Bunun üzerine aile, özel bir firmada DNA testi yaptırdı.
DNA testi: “Anne ve babalık olasılığı sıfır”
Yapılan test sonucu şoke ediciydi. Raporda açıkça “Annelik ve babalık olasılığı yüzde 0” ifadesine yer verildi. Yani çocuk, 18 yıl boyunca büyüten aileye biyolojik olarak ait değildi.
Gerçeği öğrenen aile, avukatları aracılığıyla Diyarbakır Cumhuriyet Başsavcılığına suç duyurusunda bulundu. Soruşturma kapsamında Diyarbakır Adli Tıp Kurumundan da ek rapor istendi. O raporda da aynı sonuç yer aldı: “Biyolojik anne ve babalık reddedildi.”
Doğum sonrası kan grubu değişmiş
Soruşturma kapsamında elde edilen belgeler, olayın çok daha karışık olduğunu ortaya koydu. Doğumun gerçekleştiği gün bebek için alınan ilk kan örneğinde kan grubu 0 Rh pozitif olarak kaydedilmişti. Ancak 6 gün sonra yeni alınan kan örneğinde bebek A Rh pozitif olarak görünüyordu. Bu detay, hastanede bir karışıklık yaşandığı ihtimalini güçlendirdi.
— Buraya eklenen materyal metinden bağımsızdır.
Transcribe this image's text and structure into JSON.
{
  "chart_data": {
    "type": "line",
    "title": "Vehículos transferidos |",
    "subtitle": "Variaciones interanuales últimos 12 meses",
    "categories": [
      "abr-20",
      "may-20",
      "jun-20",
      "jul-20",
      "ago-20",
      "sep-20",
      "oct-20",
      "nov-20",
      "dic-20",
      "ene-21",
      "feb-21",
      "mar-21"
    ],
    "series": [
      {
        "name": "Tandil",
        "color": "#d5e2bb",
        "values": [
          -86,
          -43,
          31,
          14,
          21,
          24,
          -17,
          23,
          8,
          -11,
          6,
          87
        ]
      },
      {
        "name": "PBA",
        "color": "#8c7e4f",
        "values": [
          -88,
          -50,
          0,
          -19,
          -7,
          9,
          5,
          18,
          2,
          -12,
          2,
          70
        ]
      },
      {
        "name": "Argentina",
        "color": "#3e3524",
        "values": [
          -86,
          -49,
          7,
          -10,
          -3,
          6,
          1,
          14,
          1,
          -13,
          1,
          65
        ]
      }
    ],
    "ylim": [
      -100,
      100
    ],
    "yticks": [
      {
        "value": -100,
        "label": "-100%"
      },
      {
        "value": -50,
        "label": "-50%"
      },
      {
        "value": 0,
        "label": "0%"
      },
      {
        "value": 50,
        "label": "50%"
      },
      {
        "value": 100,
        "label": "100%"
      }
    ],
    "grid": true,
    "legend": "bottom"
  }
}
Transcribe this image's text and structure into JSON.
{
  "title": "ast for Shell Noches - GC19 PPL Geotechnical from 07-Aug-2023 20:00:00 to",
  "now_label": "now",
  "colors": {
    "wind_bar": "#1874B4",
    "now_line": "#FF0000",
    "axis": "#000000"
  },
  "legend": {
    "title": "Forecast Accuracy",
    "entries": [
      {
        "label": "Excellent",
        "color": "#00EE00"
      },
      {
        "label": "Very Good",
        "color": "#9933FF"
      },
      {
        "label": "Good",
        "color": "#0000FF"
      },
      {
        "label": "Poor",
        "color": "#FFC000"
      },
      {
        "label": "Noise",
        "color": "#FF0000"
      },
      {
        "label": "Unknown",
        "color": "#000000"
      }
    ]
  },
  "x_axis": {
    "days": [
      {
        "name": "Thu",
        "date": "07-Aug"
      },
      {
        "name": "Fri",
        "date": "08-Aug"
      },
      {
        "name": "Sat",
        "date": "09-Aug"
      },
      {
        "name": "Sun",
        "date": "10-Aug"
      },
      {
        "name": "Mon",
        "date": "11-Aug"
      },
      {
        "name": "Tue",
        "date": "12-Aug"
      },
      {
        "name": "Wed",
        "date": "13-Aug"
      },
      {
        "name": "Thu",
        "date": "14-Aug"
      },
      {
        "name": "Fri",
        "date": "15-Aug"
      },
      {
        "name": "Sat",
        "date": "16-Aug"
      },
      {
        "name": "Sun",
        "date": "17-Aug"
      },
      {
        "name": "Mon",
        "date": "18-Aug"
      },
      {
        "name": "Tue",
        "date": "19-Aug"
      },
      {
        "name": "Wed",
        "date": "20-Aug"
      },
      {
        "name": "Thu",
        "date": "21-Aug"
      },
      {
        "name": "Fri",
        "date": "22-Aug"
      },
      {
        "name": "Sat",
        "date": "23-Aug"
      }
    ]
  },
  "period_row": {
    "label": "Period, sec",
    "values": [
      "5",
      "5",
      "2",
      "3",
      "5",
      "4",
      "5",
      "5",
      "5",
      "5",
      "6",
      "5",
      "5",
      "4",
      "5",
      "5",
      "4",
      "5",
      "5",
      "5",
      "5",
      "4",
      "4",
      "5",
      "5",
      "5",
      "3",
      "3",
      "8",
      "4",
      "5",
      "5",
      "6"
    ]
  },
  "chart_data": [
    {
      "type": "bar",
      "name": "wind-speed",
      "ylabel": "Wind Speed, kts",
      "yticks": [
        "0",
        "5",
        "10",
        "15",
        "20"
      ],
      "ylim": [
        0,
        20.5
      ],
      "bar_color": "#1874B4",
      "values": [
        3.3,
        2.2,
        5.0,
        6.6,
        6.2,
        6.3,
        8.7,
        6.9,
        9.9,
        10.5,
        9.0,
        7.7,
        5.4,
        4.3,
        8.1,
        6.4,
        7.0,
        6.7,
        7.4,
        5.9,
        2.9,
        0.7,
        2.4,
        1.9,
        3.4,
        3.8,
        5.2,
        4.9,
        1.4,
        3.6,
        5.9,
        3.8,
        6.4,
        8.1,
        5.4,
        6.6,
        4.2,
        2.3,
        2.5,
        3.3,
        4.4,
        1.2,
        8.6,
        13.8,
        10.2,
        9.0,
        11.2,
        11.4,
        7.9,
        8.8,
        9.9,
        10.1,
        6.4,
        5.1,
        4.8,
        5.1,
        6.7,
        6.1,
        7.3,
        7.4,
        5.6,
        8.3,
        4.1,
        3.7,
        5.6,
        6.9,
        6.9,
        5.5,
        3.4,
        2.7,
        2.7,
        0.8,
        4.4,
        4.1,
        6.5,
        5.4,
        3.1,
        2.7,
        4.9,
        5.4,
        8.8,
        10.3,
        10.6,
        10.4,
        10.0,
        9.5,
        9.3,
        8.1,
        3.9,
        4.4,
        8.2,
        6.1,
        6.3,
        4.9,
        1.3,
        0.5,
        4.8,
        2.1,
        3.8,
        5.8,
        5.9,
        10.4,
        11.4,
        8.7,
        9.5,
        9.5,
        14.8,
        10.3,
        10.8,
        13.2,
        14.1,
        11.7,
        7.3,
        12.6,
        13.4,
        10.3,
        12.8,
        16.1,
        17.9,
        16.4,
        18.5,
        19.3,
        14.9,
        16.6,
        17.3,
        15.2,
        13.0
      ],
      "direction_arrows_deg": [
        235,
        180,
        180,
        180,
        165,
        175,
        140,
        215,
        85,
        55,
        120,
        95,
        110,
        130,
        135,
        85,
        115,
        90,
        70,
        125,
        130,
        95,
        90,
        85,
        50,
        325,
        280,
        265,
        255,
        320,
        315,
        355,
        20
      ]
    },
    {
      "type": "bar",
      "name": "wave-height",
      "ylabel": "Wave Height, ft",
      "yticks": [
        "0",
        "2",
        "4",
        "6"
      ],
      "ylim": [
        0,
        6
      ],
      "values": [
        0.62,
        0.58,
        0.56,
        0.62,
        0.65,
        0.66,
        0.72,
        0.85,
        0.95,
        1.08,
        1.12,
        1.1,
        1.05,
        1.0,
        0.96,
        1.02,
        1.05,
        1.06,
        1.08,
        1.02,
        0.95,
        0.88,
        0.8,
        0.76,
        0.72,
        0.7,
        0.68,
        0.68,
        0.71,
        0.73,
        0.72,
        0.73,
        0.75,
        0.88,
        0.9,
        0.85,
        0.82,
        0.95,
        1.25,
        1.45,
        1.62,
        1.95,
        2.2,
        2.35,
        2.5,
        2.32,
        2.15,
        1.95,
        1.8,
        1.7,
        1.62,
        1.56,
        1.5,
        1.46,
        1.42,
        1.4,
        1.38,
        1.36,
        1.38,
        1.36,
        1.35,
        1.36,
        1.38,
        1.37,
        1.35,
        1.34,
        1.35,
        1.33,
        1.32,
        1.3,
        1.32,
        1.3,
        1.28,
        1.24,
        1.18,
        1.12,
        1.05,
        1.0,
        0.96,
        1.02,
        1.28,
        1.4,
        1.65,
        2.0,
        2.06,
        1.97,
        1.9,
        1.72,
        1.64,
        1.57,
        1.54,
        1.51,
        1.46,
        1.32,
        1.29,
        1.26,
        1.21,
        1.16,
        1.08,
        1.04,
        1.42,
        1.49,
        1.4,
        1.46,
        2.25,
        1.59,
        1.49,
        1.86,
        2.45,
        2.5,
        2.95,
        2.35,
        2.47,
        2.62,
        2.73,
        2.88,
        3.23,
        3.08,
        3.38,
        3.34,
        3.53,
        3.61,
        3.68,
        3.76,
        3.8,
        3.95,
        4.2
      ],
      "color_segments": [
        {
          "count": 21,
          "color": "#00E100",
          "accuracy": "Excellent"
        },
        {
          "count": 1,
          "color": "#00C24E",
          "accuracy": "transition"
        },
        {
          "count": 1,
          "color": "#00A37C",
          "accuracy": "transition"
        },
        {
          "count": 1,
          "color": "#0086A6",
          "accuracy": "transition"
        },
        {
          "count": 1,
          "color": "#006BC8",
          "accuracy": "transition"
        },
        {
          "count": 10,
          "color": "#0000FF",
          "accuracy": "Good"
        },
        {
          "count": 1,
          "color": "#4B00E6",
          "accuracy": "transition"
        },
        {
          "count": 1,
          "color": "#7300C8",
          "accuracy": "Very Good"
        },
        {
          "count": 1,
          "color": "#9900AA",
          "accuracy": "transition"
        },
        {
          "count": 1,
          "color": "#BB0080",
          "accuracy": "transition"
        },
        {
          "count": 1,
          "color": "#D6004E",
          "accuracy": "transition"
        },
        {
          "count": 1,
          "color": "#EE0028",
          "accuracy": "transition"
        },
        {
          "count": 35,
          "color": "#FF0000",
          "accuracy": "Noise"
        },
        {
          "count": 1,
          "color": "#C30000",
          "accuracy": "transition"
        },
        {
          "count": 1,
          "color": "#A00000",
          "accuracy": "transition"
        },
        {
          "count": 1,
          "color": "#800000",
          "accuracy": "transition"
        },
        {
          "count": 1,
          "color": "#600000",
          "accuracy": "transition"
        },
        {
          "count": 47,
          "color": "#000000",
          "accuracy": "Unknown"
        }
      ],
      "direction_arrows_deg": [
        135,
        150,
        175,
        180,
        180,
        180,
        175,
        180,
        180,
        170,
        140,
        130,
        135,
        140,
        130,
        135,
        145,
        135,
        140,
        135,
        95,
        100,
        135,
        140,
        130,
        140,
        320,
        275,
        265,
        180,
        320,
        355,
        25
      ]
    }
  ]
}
Aile: “Bu karmaşa artık son bulsun”
Ailenin avukatı Şahin Koyun, sürecin hem aile hem de çocuk için derin bir travmaya dönüştüğünü belirterek, şu açıklamayı yaptı:
“Çocuk doğumdan sonra yaklaşık iki ay boyunca kuvözde kaldı. Bu süre zarfında aileye gösterilmedi. 18 yıl sonra, yalnızca bir kan grubu sohbetiyle bu karmaşa ortaya çıktı. Başsavcılık soruşturma başlattı, aynı zamanda Sağlık Bakanlığı da idari inceleme yürütüyor. Aile, hem hukuki hem psikolojik olarak yıprandı. Bu olayın tüm yönleriyle aydınlatılmasını ve karışan bebeklerin gerçek ailelerine ulaştırılmasını istiyoruz.”